ByteGenie

Inspiration

A number of use-cases shared by Shinnhan bank revolve around building custom data applications, including SB5: AI for internal reporting and BI automation; SL1: Data analytics and BI platform; SF4: AI based customer behaviour prediction; SF1: Intelligent document processing; SB9: AI driven SME credit scoring;

So our motivation is to build a platform that allows enterprises to build custom data models and tools that can infer business logic from operational data, enabling enterprises to automate data heavy business operations, without a risk of hallucinations, or extensive manual reviews. Unlike traditional vibe-coding, where vibe-coding is used to generate the final output, which suffers from hallucination risk and needs human evaluation, our approach uses coding agents to infer symbolic formulas that are deterministic and human understandable, and can be executed without any risk of hallucinations, and without any need for human review, in a production environment.
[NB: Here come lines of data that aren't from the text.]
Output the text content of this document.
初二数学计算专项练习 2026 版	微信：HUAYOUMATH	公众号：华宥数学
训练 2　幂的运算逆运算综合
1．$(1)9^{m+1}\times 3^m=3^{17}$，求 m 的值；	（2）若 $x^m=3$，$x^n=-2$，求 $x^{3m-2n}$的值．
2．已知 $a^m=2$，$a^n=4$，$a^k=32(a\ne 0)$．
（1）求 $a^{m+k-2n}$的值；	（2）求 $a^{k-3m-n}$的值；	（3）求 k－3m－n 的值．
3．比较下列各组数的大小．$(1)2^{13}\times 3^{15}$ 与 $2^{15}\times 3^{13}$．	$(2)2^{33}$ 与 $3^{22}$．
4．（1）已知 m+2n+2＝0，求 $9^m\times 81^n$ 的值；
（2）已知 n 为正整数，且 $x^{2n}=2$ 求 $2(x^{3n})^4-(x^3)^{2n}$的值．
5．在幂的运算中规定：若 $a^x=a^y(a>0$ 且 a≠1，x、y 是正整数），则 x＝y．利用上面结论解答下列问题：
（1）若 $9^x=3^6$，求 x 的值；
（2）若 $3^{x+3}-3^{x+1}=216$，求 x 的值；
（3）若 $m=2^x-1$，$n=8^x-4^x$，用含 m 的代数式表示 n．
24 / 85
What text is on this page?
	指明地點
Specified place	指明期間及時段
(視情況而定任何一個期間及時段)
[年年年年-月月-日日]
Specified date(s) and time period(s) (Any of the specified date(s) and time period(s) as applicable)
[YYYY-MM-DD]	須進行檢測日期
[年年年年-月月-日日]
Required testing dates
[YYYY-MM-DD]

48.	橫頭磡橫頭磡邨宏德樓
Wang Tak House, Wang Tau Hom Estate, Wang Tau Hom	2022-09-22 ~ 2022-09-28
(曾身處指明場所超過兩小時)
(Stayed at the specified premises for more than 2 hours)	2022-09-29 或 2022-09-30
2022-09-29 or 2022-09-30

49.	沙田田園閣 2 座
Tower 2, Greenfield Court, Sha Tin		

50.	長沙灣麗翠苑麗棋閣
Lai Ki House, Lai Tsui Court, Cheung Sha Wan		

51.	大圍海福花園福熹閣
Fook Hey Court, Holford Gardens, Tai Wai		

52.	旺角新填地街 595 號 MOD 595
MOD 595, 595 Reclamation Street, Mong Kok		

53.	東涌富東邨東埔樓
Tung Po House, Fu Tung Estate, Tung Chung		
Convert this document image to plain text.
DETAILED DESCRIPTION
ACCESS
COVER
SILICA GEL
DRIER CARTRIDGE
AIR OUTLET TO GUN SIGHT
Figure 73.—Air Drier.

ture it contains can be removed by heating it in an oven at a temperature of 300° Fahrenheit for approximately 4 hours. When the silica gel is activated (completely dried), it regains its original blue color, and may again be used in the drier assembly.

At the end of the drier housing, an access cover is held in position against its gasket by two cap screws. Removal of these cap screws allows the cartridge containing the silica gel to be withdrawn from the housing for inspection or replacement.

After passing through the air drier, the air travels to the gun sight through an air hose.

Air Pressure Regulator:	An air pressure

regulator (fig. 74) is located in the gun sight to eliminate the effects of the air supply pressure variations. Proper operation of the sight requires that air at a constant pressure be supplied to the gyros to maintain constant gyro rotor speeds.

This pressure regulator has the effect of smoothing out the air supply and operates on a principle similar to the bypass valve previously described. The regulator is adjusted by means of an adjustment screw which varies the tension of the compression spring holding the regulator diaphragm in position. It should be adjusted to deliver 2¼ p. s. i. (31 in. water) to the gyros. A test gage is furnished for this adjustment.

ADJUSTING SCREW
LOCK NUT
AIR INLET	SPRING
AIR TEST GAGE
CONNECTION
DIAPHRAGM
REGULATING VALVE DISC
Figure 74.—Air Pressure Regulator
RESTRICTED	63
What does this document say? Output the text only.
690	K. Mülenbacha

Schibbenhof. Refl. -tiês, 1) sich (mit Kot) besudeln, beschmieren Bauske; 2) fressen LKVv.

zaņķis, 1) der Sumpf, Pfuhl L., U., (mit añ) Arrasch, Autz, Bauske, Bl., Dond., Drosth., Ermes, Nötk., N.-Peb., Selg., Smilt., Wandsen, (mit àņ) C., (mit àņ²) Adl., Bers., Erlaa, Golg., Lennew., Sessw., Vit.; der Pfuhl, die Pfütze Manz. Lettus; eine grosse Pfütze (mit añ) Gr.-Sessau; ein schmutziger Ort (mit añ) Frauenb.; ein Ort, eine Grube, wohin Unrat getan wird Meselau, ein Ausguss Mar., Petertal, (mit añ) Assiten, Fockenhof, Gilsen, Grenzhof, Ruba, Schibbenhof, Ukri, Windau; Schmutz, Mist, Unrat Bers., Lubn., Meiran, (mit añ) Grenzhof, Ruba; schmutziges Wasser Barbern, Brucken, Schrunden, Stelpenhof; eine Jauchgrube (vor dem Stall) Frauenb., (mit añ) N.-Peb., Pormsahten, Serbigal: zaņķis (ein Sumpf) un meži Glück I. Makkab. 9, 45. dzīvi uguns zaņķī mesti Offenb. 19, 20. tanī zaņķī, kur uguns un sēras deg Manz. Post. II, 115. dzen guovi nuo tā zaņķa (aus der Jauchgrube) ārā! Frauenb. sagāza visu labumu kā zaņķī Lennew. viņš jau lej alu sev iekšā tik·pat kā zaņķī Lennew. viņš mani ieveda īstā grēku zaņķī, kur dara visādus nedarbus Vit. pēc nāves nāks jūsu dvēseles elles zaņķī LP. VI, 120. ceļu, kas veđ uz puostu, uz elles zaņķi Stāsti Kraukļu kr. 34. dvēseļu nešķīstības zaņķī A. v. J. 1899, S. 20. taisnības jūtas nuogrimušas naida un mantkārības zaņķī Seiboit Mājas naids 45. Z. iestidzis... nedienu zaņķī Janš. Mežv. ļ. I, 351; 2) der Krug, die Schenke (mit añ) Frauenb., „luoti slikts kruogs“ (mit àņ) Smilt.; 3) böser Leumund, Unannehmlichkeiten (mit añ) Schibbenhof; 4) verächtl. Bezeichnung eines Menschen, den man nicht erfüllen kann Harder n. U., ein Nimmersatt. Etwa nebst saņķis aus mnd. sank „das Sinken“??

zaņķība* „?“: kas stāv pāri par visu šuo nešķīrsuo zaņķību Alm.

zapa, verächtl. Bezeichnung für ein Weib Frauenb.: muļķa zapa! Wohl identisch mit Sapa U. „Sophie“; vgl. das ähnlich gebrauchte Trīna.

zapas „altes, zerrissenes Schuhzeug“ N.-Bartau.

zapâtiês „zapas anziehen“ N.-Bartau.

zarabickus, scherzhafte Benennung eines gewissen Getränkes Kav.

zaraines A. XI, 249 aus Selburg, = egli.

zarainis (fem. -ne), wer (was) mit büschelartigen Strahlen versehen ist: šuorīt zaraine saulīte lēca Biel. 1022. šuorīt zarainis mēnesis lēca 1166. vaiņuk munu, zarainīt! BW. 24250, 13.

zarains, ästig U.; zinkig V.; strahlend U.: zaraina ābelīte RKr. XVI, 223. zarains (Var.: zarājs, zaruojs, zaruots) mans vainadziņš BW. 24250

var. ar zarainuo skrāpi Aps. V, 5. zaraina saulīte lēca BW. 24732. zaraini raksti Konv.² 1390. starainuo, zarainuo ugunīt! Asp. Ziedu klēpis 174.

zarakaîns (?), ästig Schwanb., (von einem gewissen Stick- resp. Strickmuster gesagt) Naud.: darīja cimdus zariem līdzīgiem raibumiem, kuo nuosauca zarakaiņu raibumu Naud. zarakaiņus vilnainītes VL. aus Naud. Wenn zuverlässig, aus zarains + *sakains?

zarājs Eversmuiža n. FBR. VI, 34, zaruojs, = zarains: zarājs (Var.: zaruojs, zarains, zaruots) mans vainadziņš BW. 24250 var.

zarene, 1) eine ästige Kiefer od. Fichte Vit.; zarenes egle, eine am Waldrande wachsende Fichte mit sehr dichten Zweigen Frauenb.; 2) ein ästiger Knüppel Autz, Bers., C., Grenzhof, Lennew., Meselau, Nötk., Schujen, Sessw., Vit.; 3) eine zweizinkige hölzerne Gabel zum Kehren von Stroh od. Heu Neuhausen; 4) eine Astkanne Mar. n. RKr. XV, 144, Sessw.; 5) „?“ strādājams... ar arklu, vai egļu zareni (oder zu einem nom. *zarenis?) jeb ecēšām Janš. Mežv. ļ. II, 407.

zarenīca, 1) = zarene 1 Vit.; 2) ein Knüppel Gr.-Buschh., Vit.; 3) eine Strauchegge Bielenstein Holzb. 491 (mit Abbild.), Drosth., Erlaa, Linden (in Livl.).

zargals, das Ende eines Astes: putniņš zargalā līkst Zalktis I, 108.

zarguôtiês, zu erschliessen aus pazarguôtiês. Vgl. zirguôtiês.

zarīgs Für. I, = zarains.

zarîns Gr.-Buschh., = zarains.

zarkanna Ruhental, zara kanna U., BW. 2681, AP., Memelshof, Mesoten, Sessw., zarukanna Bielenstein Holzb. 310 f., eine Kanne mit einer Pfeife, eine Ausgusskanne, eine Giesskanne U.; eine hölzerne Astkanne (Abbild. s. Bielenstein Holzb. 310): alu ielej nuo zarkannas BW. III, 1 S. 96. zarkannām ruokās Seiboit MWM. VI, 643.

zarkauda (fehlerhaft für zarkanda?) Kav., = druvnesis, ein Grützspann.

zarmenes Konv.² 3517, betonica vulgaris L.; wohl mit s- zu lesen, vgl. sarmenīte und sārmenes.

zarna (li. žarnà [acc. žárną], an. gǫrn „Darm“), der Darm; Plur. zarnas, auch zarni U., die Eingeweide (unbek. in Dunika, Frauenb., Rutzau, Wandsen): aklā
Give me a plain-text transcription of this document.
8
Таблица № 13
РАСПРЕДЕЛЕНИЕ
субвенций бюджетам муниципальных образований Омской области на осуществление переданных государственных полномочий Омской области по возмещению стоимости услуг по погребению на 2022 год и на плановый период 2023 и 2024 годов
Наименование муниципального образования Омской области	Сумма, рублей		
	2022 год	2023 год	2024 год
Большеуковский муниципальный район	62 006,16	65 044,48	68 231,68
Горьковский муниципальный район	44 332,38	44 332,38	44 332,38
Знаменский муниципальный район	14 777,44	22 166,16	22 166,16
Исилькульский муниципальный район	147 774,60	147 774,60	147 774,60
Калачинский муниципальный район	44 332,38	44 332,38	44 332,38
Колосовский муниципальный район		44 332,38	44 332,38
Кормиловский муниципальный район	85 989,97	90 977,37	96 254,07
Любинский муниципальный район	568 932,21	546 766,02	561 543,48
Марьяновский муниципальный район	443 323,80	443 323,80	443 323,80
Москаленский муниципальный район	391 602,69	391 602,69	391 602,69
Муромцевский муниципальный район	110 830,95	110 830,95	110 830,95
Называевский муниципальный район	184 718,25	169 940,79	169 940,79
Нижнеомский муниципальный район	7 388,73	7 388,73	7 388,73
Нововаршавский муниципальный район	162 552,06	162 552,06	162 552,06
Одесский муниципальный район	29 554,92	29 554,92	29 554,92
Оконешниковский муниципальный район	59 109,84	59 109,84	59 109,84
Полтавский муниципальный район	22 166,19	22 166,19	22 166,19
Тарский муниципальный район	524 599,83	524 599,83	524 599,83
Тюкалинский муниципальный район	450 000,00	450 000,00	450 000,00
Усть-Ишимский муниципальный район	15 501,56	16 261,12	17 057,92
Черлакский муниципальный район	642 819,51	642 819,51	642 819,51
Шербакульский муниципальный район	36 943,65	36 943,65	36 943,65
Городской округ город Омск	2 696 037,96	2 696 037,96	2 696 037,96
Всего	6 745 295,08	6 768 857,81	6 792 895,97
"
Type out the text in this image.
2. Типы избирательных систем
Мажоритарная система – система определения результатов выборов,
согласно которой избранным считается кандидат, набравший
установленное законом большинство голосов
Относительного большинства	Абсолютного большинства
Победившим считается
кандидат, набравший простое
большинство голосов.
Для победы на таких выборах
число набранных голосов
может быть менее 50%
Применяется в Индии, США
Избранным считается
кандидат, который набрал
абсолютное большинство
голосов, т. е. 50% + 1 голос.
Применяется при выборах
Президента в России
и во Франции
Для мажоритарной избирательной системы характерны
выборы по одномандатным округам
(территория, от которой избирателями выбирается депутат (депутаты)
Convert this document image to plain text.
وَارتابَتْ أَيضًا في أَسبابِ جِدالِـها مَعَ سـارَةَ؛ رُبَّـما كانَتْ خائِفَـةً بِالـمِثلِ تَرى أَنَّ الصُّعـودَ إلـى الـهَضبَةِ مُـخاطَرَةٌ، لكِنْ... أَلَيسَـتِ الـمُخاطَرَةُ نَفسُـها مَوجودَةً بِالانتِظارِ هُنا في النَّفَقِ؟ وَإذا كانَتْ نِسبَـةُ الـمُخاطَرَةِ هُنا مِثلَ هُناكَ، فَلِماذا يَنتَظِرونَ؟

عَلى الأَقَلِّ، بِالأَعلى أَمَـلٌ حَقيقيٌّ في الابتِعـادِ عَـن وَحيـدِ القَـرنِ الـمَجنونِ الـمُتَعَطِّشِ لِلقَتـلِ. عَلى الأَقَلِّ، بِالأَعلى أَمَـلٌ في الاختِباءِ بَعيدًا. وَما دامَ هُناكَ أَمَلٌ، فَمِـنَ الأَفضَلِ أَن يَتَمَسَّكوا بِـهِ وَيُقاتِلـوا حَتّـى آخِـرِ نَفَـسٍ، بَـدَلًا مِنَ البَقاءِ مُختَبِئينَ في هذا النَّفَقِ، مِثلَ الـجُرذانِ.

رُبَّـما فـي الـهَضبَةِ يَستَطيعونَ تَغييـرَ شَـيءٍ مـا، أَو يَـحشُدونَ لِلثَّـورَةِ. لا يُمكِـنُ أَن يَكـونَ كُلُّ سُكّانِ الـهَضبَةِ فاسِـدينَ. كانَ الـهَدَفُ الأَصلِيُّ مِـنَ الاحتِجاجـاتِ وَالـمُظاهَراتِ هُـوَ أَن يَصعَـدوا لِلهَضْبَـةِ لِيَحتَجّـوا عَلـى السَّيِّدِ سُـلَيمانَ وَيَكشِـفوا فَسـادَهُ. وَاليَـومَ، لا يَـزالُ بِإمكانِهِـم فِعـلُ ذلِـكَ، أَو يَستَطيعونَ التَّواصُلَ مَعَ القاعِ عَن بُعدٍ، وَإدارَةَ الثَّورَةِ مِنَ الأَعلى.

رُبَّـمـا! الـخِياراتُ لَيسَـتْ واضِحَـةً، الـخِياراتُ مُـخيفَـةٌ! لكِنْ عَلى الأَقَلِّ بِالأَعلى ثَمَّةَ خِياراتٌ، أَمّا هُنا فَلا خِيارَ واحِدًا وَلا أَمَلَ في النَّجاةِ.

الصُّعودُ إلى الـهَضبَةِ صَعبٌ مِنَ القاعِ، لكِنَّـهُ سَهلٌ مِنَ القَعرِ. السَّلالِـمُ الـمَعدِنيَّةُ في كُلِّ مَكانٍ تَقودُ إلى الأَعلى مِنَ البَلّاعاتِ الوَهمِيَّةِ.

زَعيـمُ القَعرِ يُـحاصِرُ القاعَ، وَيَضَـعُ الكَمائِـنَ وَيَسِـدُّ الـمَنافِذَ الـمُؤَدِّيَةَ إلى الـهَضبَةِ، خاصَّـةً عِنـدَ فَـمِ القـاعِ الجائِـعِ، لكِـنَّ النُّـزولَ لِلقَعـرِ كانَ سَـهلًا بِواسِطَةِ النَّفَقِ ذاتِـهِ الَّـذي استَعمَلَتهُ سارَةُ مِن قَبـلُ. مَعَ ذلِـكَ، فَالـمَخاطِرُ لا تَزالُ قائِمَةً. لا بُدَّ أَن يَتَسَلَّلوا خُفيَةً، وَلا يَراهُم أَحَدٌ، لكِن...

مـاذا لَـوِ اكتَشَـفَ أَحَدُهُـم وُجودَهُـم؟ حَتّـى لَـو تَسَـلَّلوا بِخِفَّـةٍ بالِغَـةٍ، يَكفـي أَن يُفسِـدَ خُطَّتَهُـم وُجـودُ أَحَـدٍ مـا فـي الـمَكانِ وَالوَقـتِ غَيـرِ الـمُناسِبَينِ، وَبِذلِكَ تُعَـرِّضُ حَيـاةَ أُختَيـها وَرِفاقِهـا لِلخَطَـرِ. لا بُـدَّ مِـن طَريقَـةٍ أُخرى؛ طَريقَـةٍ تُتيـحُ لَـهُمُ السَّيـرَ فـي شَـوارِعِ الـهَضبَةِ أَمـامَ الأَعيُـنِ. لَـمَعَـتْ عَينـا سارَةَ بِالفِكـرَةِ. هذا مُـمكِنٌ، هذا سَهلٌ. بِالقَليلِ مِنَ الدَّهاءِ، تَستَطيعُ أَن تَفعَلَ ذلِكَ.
In the demo, we show an example of building an AI based customer behaviour prediction model (SF4), and an example of AI powered dashboarding and BI (SB5). Our approach can be applied to other data-related use-cases, e.g. SME credit scoring, or intelligent document processing.

What it does

Our data modelling agent can take a real-world dataset, consisting of any number of files, as input, and learn a symbolic model for various use-cases such as building ETL pipelines, generating forecasts, or performing deterministic calculations based on some business logic.

In ByteGenie, you can ingest data via manual uploads. You can create a unique dataset id, and upload all the relevant files for that dataset. For example, you could upload files related to your portfolio, and create a portfolio dataset. You could upload files related to customer information, and create a customer dataset.

In addition to manual uploads, you can also ingest data from your existing databases and enterprises using data connectors. For example, you can ingest data from Snowflake using warehouse connections, or you can also ingest data from industry-specific enterprise systems such as Salesforce financial services cloud.

Once you have a suitable dataset for a use-case, you can perform any ad-hoc analysis on this dataset through Data Chat functionality. This functionality allows you to select a dataset, and ask any questions on it in natural language. For example, I can select a portfolio dataset, view the contents of the files in this dataset, to make sure I am using the right data. Now I can ask it to perform any analysis on this data, for example to calculate total portfolio value by industry, highlighting the top 3 industries.

For more repeatable workflows, where you may want to derive certain outcomes from your dataset on an ongoing basis, you can learn symbolic models that can produce a desired output from a set of inputs. Existing functionality supports learning symbolic models for ETL pipelines, forecasting, and business logic discovery. These models can be translated into a programming language (such as python), as well mathematics, and natural language, in a deterministic manner. This ensures that the model: Is executable; Can be analyzed mathematically; Can be interpreted by humans.

The live app can be tried on https://app.byte-genie.com using the following credentials (follow demo video for a user guide): Username: demo-genie Password: $d6YA*arSvgNceQp

How we built it

We built it using qwen coder and our proprietary symbolic language, which can simultaneously be translated into programming languages (to ensure it is executable), as well as mathematics (to facilitate mathematical reasoning), and natural language (to facilitate human review).

We use Qwen coder in an agentic loop, where the qwen coder proposes suitable symbolic program schema, which is then converted into a correct executable program, with the help of symbolic language tools. These symbolic programs are evaluated to move data from one state to the next. After each program execution, the difference between current state of the data and the desired output is calculated, and based on the difference, qwen coder produces the next program. The loop continues until the inputs reach the desired output stage.

Challenges we ran into

The main challenge we ran into was how to get Qwen coder to correctly understand and utilise a symbolic language. Given that the language has a different syntax and rules compared to existing programming languages and mathematics, and the model has not been trained on it, the model had considerable difficulty in constructing even simple program correctly.

We finally resolved that problem by creating a CLI tool, that allows qwen coder to get more details about the symbolic language, as and when needed, and could use the tool to correct its guesses. This allowed the base language model to create correct symbolic programs, with a reasonably correct json schema, which significantly improved its ability to generate correct and meaningful programs.

Accomplishments that we're proud of

That we were able to learn complex models for realistic use-cases including a complex ETL pipeline, a forecasting model, and a budget planning model, without providing the agent any custom instructions.